Decathlon, a French sports equipment retailer, is a very strong brand in their native land. It is affordable, accessible — they have a lot of shops in France — and their range of choices is so large that it satisfies almost everyone.
Many French people have childhood memories linked to the company, such as when their parents bought them their first sports shoes, or swimming suit. Moreover, Decathlon carries everything you could possibly think of, from foldable football goal cages, to quick-dry towels, they have every sports-related item you could possibly need!
And then, a few weeks ago, Decathlon released a running hijab. The reaction was swift and brutal.
A tight hood divided a country. One part of France was completely fine with this long-needed product that promised inclusion, while the other was appalled, and decried it as an affront to French values. It even went to the point that one of Decathlon’s community managers was forced to become a referee and online guide of this national Twitter debate.
Now, what are French values? Liberté, égalité, fraternité, which translate to freedom, equality, and brotherhood. Some people say that these values are being challenged by the launch of the sports hijab. Is Islamophobia in France a surprise? Not at all! France is publicly tolerant, but institutionally racist and xenophobic, and the public outcry regrading this product is proof.
As a Catholic woman, I call bullshit on every pseudo-feminist who claims that Decathlon launching a sports hijab is sexist. To me, feminism is about the freedom for women to wear what they want, and the empowerment to do what they choose to. Being able to cover any part of your body is a right, and it is nobody’s business but the woman herself. If you think forbidding women to wear hijabs is feminist, I think you don’t understand feminism.
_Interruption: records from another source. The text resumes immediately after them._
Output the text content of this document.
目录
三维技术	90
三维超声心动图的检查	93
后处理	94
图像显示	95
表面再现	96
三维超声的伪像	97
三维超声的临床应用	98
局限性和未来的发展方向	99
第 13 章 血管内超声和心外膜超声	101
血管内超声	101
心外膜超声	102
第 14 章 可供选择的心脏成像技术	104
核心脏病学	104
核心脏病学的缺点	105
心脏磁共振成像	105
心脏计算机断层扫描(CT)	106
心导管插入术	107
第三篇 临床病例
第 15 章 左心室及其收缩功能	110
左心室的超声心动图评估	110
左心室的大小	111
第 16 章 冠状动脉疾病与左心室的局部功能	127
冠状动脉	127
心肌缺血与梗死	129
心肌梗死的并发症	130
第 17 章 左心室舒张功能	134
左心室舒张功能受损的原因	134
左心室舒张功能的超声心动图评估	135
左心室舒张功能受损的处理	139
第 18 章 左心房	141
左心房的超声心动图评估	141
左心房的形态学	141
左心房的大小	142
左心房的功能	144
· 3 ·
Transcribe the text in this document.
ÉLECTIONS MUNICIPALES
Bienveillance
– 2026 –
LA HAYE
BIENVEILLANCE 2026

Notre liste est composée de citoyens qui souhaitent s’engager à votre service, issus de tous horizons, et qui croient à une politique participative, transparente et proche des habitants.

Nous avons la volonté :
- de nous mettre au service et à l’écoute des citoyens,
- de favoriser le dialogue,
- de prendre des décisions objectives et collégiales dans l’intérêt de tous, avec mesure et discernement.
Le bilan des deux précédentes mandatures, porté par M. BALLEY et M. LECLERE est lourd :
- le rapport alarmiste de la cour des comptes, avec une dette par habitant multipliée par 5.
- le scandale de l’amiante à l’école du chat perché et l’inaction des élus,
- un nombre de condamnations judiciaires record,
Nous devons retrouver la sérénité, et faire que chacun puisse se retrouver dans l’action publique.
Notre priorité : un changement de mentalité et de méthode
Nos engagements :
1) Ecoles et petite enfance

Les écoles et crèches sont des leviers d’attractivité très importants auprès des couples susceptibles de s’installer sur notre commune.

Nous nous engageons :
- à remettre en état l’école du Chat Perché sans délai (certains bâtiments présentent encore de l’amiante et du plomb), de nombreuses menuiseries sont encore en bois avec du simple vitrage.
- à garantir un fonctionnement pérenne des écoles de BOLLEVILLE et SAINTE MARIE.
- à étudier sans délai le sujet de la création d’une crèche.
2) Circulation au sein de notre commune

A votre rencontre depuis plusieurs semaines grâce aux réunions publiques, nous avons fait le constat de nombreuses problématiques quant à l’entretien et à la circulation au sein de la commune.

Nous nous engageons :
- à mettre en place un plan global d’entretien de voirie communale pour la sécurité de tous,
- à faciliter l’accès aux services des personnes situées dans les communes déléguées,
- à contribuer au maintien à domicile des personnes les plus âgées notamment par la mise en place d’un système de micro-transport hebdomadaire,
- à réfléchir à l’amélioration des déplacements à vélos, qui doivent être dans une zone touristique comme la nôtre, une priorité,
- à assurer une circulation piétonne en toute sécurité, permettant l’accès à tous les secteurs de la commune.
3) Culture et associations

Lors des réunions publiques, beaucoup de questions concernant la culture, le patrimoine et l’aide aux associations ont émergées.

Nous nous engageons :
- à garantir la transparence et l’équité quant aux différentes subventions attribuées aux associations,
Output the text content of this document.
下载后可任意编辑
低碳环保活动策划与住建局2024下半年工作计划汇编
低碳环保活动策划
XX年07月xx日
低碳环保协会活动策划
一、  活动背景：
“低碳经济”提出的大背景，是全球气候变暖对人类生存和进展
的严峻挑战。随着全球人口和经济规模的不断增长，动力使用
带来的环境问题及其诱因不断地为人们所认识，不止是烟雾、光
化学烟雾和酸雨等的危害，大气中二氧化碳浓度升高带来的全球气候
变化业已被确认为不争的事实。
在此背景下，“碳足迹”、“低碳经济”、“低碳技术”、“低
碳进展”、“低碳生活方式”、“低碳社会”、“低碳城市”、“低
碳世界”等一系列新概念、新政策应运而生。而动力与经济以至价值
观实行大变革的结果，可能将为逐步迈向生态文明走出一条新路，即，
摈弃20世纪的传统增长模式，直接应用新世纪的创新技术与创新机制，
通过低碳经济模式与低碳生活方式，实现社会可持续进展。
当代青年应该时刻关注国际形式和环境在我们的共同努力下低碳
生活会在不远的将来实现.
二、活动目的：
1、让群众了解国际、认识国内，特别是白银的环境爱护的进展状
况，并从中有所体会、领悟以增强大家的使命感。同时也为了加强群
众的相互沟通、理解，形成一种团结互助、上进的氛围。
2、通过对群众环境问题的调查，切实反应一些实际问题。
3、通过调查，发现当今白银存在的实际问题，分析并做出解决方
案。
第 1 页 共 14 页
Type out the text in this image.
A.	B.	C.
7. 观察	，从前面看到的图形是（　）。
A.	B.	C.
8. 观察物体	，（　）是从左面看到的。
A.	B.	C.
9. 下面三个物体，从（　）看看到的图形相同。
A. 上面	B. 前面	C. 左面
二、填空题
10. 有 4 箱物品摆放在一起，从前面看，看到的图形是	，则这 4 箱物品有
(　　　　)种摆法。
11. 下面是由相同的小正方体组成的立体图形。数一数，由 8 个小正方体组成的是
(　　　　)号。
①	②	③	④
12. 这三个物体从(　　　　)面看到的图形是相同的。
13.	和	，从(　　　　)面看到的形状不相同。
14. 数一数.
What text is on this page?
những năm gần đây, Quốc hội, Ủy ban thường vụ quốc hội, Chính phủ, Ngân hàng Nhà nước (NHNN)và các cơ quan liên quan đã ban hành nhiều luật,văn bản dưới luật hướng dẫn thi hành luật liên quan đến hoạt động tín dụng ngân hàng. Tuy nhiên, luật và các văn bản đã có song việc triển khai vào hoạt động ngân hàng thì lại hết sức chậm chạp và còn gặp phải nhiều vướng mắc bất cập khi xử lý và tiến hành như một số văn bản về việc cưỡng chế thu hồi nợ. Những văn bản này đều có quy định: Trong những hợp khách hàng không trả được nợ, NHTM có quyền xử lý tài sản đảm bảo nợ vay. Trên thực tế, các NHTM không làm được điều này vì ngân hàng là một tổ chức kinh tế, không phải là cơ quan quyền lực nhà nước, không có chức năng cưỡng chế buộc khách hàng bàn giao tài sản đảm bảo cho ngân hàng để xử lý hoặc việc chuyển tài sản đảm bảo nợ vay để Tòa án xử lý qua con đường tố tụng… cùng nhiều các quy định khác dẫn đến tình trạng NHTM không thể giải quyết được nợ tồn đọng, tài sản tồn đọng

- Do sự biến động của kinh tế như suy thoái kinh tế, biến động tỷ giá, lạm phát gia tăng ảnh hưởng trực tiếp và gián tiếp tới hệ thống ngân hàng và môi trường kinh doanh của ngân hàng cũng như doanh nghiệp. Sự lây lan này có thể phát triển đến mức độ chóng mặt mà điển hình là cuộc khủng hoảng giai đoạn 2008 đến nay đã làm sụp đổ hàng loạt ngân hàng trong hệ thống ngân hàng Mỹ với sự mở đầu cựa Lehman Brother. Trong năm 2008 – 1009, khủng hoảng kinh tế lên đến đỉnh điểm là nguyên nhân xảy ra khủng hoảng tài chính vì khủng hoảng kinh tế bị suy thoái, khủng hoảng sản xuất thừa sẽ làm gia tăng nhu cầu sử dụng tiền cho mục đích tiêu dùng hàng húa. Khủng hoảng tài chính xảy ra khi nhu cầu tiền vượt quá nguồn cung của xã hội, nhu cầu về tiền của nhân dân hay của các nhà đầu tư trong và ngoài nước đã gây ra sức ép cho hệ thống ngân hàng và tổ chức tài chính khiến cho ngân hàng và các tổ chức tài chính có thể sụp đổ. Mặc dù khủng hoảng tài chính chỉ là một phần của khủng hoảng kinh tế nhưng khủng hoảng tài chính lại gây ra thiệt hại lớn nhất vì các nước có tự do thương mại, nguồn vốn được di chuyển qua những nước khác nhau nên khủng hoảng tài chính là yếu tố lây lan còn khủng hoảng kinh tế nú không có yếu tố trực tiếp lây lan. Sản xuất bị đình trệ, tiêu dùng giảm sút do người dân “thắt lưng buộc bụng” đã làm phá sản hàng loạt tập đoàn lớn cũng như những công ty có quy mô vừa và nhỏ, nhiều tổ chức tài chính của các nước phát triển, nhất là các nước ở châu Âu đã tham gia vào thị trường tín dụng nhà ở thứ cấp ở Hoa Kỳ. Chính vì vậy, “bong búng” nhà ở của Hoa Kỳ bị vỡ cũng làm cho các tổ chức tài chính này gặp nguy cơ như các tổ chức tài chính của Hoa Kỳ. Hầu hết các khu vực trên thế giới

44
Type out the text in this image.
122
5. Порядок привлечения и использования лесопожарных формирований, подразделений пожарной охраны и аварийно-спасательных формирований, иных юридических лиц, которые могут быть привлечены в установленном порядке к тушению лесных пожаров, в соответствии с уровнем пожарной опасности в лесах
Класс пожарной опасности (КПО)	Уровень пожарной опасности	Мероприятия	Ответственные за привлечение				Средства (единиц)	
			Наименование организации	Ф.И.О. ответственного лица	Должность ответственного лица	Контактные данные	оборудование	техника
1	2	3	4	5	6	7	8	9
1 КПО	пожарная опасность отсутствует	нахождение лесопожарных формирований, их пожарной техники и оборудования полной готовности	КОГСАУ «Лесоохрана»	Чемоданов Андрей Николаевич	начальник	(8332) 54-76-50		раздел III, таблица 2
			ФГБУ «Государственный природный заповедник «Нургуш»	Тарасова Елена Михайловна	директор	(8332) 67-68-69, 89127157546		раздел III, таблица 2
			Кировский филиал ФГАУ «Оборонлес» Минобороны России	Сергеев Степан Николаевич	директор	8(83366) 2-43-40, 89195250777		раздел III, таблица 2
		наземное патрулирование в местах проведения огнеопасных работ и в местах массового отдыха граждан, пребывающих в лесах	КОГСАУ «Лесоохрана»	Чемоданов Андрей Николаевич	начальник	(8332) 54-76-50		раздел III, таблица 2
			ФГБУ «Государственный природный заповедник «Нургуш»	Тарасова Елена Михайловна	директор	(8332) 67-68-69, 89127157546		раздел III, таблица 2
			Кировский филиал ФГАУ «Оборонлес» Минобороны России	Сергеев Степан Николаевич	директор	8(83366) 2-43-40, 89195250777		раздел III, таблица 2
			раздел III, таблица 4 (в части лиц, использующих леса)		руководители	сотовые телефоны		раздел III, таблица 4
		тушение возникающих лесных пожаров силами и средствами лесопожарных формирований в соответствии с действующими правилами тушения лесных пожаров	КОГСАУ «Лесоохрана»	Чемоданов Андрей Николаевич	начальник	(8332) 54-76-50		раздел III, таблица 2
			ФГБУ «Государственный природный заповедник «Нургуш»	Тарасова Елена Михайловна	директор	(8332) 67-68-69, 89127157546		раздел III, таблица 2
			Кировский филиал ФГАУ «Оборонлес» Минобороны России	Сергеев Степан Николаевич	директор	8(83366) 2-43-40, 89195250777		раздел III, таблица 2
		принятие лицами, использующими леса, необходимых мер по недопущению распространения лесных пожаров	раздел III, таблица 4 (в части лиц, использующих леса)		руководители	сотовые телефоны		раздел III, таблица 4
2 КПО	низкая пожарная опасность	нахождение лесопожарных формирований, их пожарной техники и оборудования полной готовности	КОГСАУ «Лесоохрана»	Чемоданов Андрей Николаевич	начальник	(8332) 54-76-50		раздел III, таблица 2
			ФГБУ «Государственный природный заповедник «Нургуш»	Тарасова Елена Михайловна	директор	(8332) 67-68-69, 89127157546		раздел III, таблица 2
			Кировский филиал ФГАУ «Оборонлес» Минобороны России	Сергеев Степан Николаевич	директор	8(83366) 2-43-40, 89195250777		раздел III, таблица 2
Forbidding a woman from doing ANYTHING is sexist, and against the ideals of feminism, whether you’re dealing with a bikini or a headscarf.
As a Catholic woman, I call bullshit on every person who claims that Decathlon launching a sports hijab is an ideological hijacking. This sports hijab gives women options; the option to cover your hair or not, and the option to go running whether you wear a hijab or not. Everyone should have the option to practice their religion! Being Catholic doesn’t keep me away from anything that I wish to do, and it should be the same for my Muslim sisters who wish to wear the hijab while killing it at their sport of choice. If they want to run, let them, and if they want to run with a hijab on their head, let them! Decathlon isn’t forcing customers to wear the hijab while they indulge in their favorite sports, it’s giving them the option to. If you don’t want to, then don’t, but let others practice their religion as they desire. Those who oppose the sports hijab are hiding their fears and Islamophobia behind a fake concern for a freedom that they don’t want others to have, and it’s not fooling anyone!
As a French citizen, I call bullshit on everyone who claims that Decathlon launching a sports hijab is an attack to the French values.
You can’t have liberté/freedom if you forbid people from wearing things based on your personal preferences.
You can’t have égalité/equality if you forbid others from practicing the sport that they want because you don’t like their equipment.
And finally, you can’t have fraternité/brotherhood if you outcast people for being who they are. Fraternity is about working together and accepting each other, not nit-picking on people who don’t fit in your cookie cutter ideology.
The opponents of Decathlon’s hijab are driven by fear and ignorance. This is not who, or what France should be remembered for! Historically, France is about progression. The Renaissance, the Age of Enlightenment, the Encyclopedia, the Revolution, May 1968; these are about pushing boundaries and promoting knowledge, not about being scared and sticking to what you know. This is the legacy we should inspire to advocate.
Like any country, France has greater and darker moments. By calling Decathlon out for producing an article of clothing that allows women to run as they please, the sexist and racist pages of France’s history are brought to the forefront. The past few weeks of fear-based reactions to the sports hijab bear France in its dark, colonial, and Vichy burden. These shouldn’t be forgotten, but we shouldn’t up hold either.
To sum this up, my name is Astrid, and I’m from France, born and raised. I love the country that I grew up in, and I would like to see it grow. In 2019, whether a woman can wear anything she wants or not should not be a topic of discussion, especially in a country that claims to be modern and open-minded. Racism, xenophobia and Islamophobia don’t have a place in “liberté, égalité et fraternité.”